If you’re thinking about the Eden Project — BZZZZZZZT! Sorry.
But you’re not far off.
Heligan, “The Willows” in Cornish, is down the road from the futuristic biodomes in the clay pits of Bodelva.
Heligan, on the other hand, in the village of Pentewan, St. Austell was the Tremayne family home for 400 years, inhabited by gardeners with some advanced ideas before the workers set down their tools in 1914 to fight in the Great War. Sixteen of the 22 gardeners died, and the estate went into decline. Cue the theme from Sleeping Beauty.
But in 1990 …. (This image from their site says it better than anything I could possibly write. If it’s working. If it’s not, you’re thinking I’m a complete mo-ron.)
“The Lost Gardens of Heligan” (the name of the book by Tim Smit, the main man behind both Heligan and The Eden Project) have been restored, and offer skeptics like me a view of how forward-thinking gardeners would have handled things before electricity, chemical fertilizers and search engines.

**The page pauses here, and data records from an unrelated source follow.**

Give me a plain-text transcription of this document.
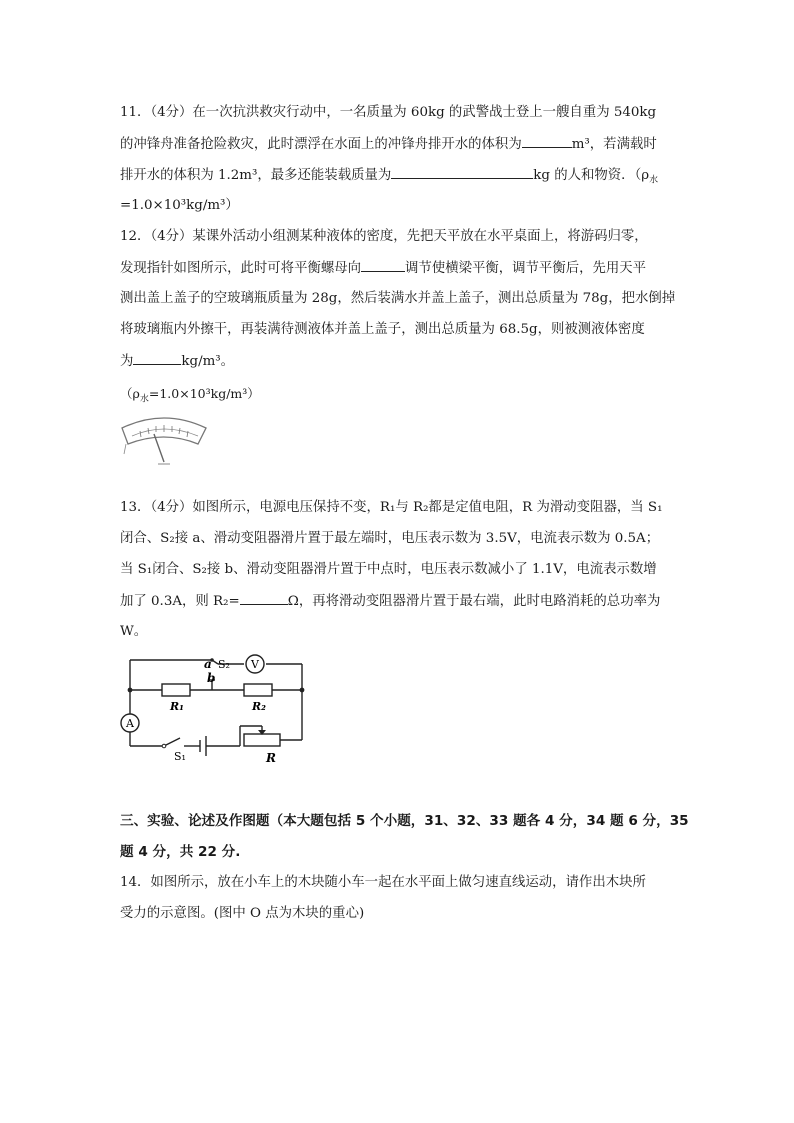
11．（4分）在一次抗洪救灾行动中，一名质量为 60kg 的武警战士登上一艘自重为 540kg
的冲锋舟准备抢险救灾，此时漂浮在水面上的冲锋舟排开水的体积为	m³，若满载时
排开水的体积为 1.2m³，最多还能装载质量为	kg 的人和物资．（$\rho_水$
=1.0×10³kg/m³）
12．（4分）某课外活动小组测某种液体的密度，先把天平放在水平桌面上，将游码归零，
发现指针如图所示，此时可将平衡螺母向	调节使横梁平衡，调节平衡后，先用天平
测出盖上盖子的空玻璃瓶质量为 28g，然后装满水并盖上盖子，测出总质量为 78g，把水倒掉
将玻璃瓶内外擦干，再装满待测液体并盖上盖子，测出总质量为 68.5g，则被测液体密度
为	kg/m³。
$(\rho_水=1.0\times 10^3kg/m^3)$
13．（4分）如图所示，电源电压保持不变，R₁与 R₂都是定值电阻，R 为滑动变阻器，当 S₁
闭合、S₂接 a、滑动变阻器滑片置于最左端时，电压表示数为 3.5V，电流表示数为 0.5A；
当 S₁闭合、S₂接 b、滑动变阻器滑片置于中点时，电压表示数减小了 1.1V，电流表示数增
加了 0.3A，则 R₂=	Ω，再将滑动变阻器滑片置于最右端，此时电路消耗的总功率为
W。
V
A
a
b
S₂
R₁	R₂
S₁	R
三、实验、论述及作图题（本大题包括 5 个小题，31、32、33 题各 4 分，34 题 6 分，35
题 4 分，共 22 分.
14．如图所示，放在小车上的木块随小车一起在水平面上做匀速直线运动，请作出木块所
受力的示意图。(图中 O 点为木块的重心)
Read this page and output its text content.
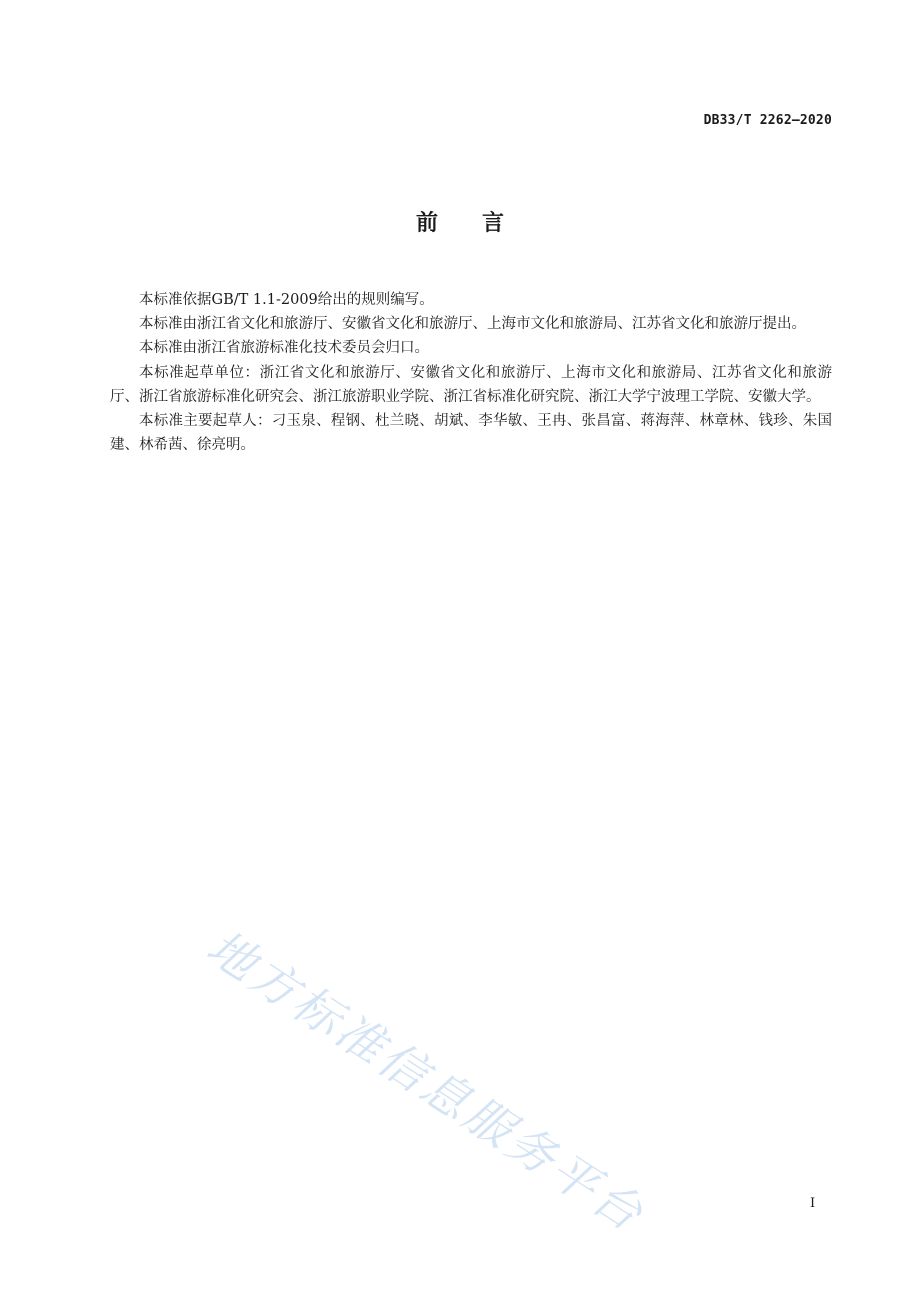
DB33/T 2262—2020
前言

本标准依据GB/T 1.1-2009给出的规则编写。

本标准由浙江省文化和旅游厅、安徽省文化和旅游厅、上海市文化和旅游局、江苏省文化和旅游厅提出。

本标准由浙江省旅游标准化技术委员会归口。

本标准起草单位：浙江省文化和旅游厅、安徽省文化和旅游厅、上海市文化和旅游局、江苏省文化和旅游厅、浙江省旅游标准化研究会、浙江旅游职业学院、浙江省标准化研究院、浙江大学宁波理工学院、安徽大学。

本标准主要起草人：刁玉泉、程钢、杜兰晓、胡斌、李华敏、王冉、张昌富、蒋海萍、林章林、钱珍、朱国建、林希茜、徐亮明。

地方标准信息服务平台	I
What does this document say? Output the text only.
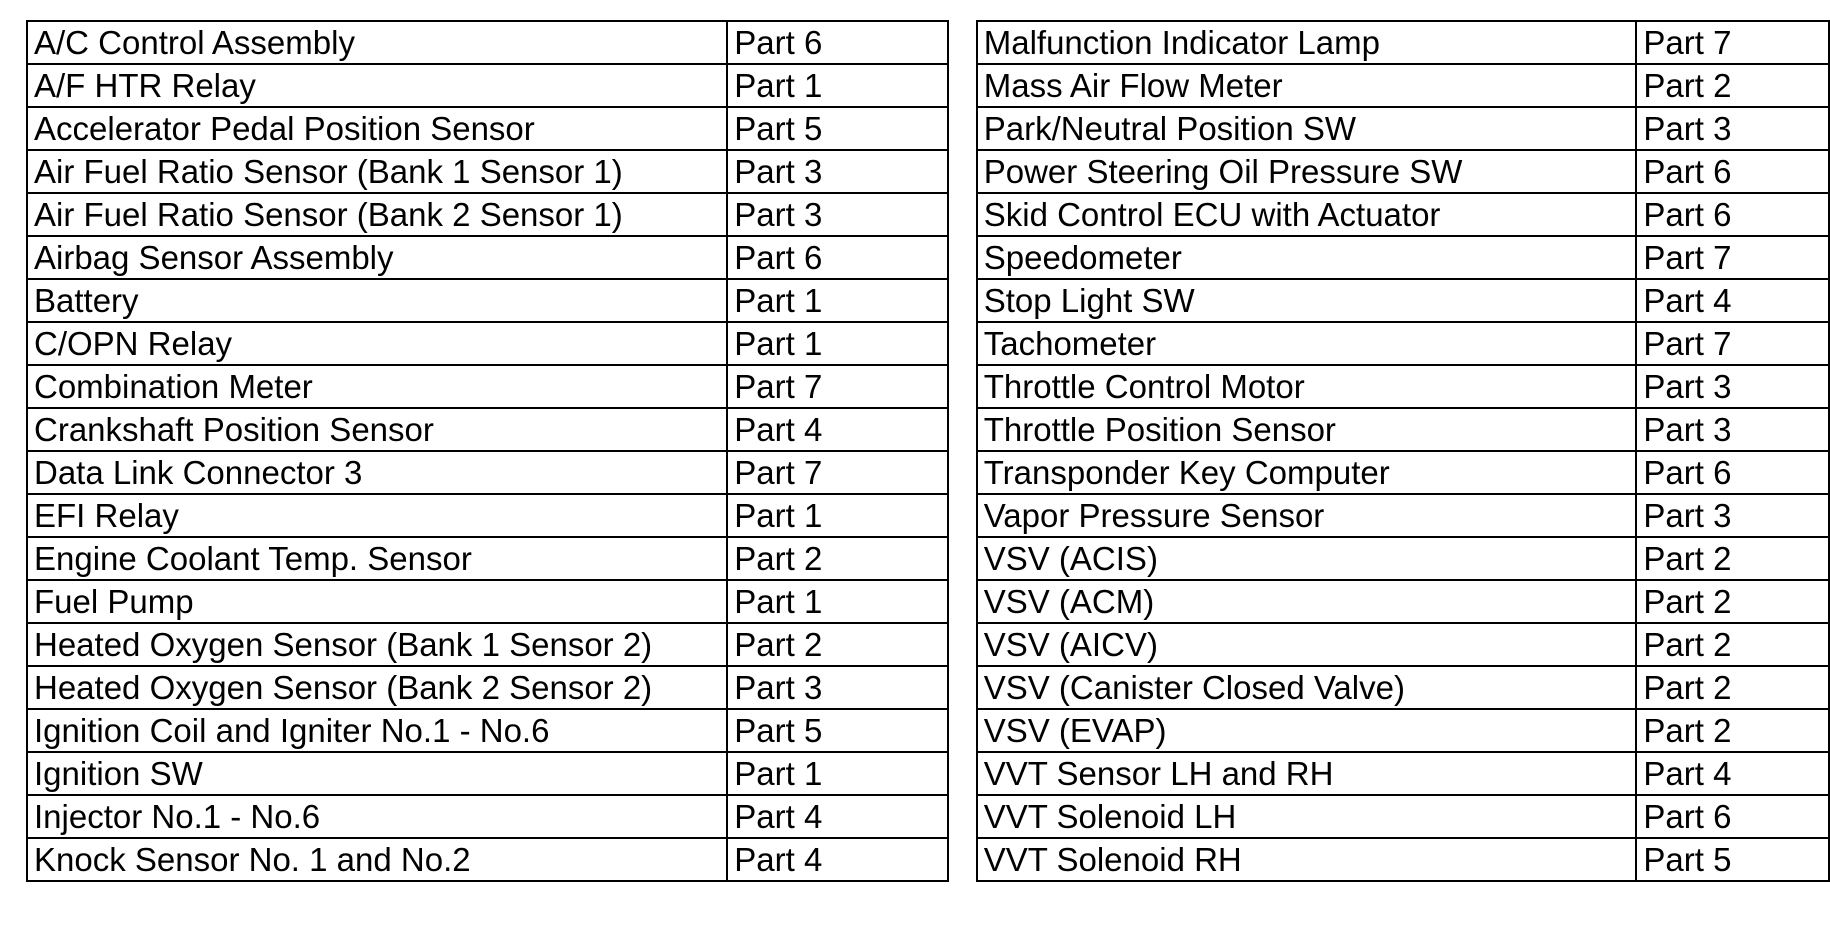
A/C Control Assembly	Part 6
A/F HTR Relay	Part 1
Accelerator Pedal Position Sensor	Part 5
Air Fuel Ratio Sensor (Bank 1 Sensor 1)	Part 3
Air Fuel Ratio Sensor (Bank 2 Sensor 1)	Part 3
Airbag Sensor Assembly	Part 6
Battery	Part 1
C/OPN Relay	Part 1
Combination Meter	Part 7
Crankshaft Position Sensor	Part 4
Data Link Connector 3	Part 7
EFI Relay	Part 1
Engine Coolant Temp. Sensor	Part 2
Fuel Pump	Part 1
Heated Oxygen Sensor (Bank 1 Sensor 2)	Part 2
Heated Oxygen Sensor (Bank 2 Sensor 2)	Part 3
Ignition Coil and Igniter No.1 - No.6	Part 5
Ignition SW	Part 1
Injector No.1 - No.6	Part 4
Knock Sensor No. 1 and No.2	Part 4
Malfunction Indicator Lamp	Part 7
Mass Air Flow Meter	Part 2
Park/Neutral Position SW	Part 3
Power Steering Oil Pressure SW	Part 6
Skid Control ECU with Actuator	Part 6
Speedometer	Part 7
Stop Light SW	Part 4
Tachometer	Part 7
Throttle Control Motor	Part 3
Throttle Position Sensor	Part 3
Transponder Key Computer	Part 6
Vapor Pressure Sensor	Part 3
VSV (ACIS)	Part 2
VSV (ACM)	Part 2
VSV (AICV)	Part 2
VSV (Canister Closed Valve)	Part 2
VSV (EVAP)	Part 2
VVT Sensor LH and RH	Part 4
VVT Solenoid LH	Part 6
VVT Solenoid RH	Part 5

But their showstopper is their pineapple pit, currently the only working “pine” pit in Europe, but once common until fast sailing ships could speed you a fruit from the islands with less trouble than growing your own.
The pit is a wonder: Resembling a cold frame, it heated only by rotting manure. According to the book, chambers maintain varying temperatures to serve differing needs in the growth and ripening cycle of the plants. An underground pipe carries warm effluent away, warming an area of soil for other tender plants to grow in. Wish I knew the Cornish word for "cool".
The trouble, apparently, isn’t getting hot enough – it’s that the pit gets so hot it kills the plants or spoils the fruit. Sometimes the pits even burst into flame!
If that doesn’t wow you, The Jungle, home to tree ferns, gunnera and other exotic species that survive in Cornwall’s sub-tropical climate, looks like something a dinosaur might call home.
I visited both Heligan and The Eden Project a few years ago and much preferred Heligan. But travel, and gardens are very personal things, so your experience might be different. If you’re pressed for time, you could see them both the same day.
Or just travel by photo or book.
At any rate, remember the clever people who had high tech gardens before the word “tech” even existed.